Looking Into My Sister's Eyes: An Exploration in Women's History

Description

245 pages
Contains Bibliography
$10.00
ISBN 0-919045-27-8

Year

1986

Contributor

Edited by Jean Burnet
Reviewed by Virginia Gillham

Virginia Gillham is Associate Librarian in the Public Service Library at
the University of Guelph.

Review

Actually the proceedings of a conference, Immigration and Ethnicity in Ontario: an Exploration in Women’s History, which took place at the University of Toronto in May of 1985, this volume offers thirteen studies of the situations of women of thirteen separate ethnic groups in Canada in the twentieth century. The stories of British immigrants of several different social classes, Italians, Finns, Jews, Poles, Greeks, Macedonians, Armenians, Chinese, and Mennonites are detailed, and to a lesser extent analyzed, by authors with a cultural affinity to the group being described. Each study is predominantly historical, although in a few cases sociological themes are identified.

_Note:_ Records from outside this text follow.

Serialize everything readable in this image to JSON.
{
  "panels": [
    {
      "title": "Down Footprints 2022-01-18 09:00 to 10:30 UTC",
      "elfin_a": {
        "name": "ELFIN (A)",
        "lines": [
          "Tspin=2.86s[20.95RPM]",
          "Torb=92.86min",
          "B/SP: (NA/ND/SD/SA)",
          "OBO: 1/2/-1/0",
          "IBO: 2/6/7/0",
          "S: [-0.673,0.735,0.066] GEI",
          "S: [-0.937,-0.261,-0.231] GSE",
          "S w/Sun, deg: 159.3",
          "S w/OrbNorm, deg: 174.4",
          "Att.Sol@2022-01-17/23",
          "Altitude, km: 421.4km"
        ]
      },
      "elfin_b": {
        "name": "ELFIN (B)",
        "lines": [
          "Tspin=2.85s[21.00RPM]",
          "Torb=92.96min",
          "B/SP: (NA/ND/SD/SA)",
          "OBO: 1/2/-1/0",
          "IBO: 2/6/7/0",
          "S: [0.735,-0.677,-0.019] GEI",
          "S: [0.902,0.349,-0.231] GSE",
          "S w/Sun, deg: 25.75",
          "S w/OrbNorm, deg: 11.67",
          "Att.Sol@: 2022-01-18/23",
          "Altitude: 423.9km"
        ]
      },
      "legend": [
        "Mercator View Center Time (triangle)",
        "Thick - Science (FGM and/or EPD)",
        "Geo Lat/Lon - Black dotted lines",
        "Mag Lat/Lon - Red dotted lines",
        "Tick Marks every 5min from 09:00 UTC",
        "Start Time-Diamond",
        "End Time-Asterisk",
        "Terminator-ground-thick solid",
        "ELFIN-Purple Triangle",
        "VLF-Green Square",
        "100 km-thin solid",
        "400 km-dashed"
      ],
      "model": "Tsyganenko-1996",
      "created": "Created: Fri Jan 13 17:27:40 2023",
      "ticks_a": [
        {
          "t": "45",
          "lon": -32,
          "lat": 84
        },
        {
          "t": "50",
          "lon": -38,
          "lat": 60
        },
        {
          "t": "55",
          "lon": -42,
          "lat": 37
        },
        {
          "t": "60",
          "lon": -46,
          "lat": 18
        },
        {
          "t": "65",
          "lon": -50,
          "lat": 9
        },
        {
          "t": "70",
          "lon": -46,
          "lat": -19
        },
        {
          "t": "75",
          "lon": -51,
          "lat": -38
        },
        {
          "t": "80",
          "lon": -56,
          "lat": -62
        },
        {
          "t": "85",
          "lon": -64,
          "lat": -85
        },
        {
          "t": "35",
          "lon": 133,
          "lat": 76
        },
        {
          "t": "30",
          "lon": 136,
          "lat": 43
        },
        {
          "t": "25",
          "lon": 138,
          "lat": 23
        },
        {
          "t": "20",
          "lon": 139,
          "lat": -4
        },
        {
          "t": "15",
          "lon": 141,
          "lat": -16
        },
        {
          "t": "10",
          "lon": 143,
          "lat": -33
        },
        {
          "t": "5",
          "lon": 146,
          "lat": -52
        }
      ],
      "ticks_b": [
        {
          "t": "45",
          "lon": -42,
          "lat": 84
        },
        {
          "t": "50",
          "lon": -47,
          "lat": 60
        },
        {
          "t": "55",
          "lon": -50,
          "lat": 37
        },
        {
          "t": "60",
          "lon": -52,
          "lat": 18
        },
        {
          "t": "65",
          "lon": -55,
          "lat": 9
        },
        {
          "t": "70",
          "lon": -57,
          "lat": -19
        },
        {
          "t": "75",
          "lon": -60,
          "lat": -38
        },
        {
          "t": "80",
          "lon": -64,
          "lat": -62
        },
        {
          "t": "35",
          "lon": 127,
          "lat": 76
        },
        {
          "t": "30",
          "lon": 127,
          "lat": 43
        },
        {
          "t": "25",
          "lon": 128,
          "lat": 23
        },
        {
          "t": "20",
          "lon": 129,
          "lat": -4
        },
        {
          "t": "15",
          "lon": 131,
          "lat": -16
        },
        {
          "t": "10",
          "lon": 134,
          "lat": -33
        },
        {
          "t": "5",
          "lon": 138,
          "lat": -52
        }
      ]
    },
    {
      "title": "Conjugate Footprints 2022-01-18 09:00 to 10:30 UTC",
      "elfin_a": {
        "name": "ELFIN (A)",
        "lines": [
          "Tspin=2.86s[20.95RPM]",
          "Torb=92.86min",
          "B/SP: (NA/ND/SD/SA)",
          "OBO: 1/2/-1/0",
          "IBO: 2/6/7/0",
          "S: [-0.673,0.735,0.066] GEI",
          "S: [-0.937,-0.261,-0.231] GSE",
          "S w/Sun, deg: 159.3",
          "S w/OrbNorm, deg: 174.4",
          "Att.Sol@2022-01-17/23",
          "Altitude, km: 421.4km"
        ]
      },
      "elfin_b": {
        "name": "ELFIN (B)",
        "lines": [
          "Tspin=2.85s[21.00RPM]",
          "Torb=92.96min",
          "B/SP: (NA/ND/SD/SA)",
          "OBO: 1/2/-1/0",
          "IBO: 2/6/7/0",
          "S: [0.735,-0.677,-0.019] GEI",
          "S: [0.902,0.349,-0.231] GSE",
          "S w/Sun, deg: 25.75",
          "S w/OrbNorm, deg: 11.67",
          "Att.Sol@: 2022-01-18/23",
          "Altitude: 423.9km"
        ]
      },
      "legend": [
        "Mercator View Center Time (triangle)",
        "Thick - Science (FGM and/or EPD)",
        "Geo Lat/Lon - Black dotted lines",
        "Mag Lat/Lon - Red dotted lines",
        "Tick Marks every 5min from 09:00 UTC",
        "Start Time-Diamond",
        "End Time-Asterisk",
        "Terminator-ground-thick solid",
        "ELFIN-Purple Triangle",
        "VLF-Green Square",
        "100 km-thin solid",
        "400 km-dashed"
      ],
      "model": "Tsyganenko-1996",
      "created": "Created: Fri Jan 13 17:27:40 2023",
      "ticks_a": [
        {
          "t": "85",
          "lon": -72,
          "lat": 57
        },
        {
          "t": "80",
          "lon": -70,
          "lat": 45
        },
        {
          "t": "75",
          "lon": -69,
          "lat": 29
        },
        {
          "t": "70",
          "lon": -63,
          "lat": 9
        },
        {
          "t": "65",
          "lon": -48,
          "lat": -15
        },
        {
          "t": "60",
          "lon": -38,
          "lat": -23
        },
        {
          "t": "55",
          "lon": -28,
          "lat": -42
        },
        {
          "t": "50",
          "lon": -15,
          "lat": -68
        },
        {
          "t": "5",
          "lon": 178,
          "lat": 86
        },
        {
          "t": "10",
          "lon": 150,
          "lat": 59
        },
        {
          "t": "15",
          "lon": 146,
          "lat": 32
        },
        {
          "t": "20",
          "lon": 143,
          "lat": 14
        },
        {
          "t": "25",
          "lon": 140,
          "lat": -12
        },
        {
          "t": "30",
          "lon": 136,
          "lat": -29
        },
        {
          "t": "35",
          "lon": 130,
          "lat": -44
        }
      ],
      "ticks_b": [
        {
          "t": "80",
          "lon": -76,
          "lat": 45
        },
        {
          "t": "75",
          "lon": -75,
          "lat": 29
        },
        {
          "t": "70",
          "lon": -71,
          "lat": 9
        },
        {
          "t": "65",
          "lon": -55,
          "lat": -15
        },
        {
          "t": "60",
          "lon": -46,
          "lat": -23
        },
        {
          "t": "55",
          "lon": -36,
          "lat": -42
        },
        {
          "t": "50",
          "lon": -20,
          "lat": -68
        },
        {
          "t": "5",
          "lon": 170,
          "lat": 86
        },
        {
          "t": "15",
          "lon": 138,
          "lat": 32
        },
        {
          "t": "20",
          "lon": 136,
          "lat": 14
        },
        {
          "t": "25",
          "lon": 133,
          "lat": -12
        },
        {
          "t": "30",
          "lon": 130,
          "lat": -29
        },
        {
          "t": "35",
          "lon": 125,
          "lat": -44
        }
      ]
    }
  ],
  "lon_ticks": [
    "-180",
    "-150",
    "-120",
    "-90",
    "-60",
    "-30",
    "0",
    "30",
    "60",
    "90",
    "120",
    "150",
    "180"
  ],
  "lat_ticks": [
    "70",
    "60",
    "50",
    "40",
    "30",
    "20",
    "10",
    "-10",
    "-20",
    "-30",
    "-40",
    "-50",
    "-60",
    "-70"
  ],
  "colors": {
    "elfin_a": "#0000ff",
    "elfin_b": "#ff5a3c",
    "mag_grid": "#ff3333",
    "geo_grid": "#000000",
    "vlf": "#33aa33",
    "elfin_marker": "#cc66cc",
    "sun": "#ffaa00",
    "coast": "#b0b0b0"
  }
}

A wide variety of attitudes to women’s roles has existed in this diversity of cultures; however, if a common theme can be identified it is that women have always played a supportive role without which their societies could not have functioned, that this robe has been taken for granted and undervalued, that they have been largely excluded from decision-making positions in their societies, and that the need and desire for equality and independence has always existed among women everywhere. The various paths followed in various cultures and eth-nic groups to achieve this common goal make interesting reading. This collection stimulates an interest in additional reading; useful bibliographies are appended.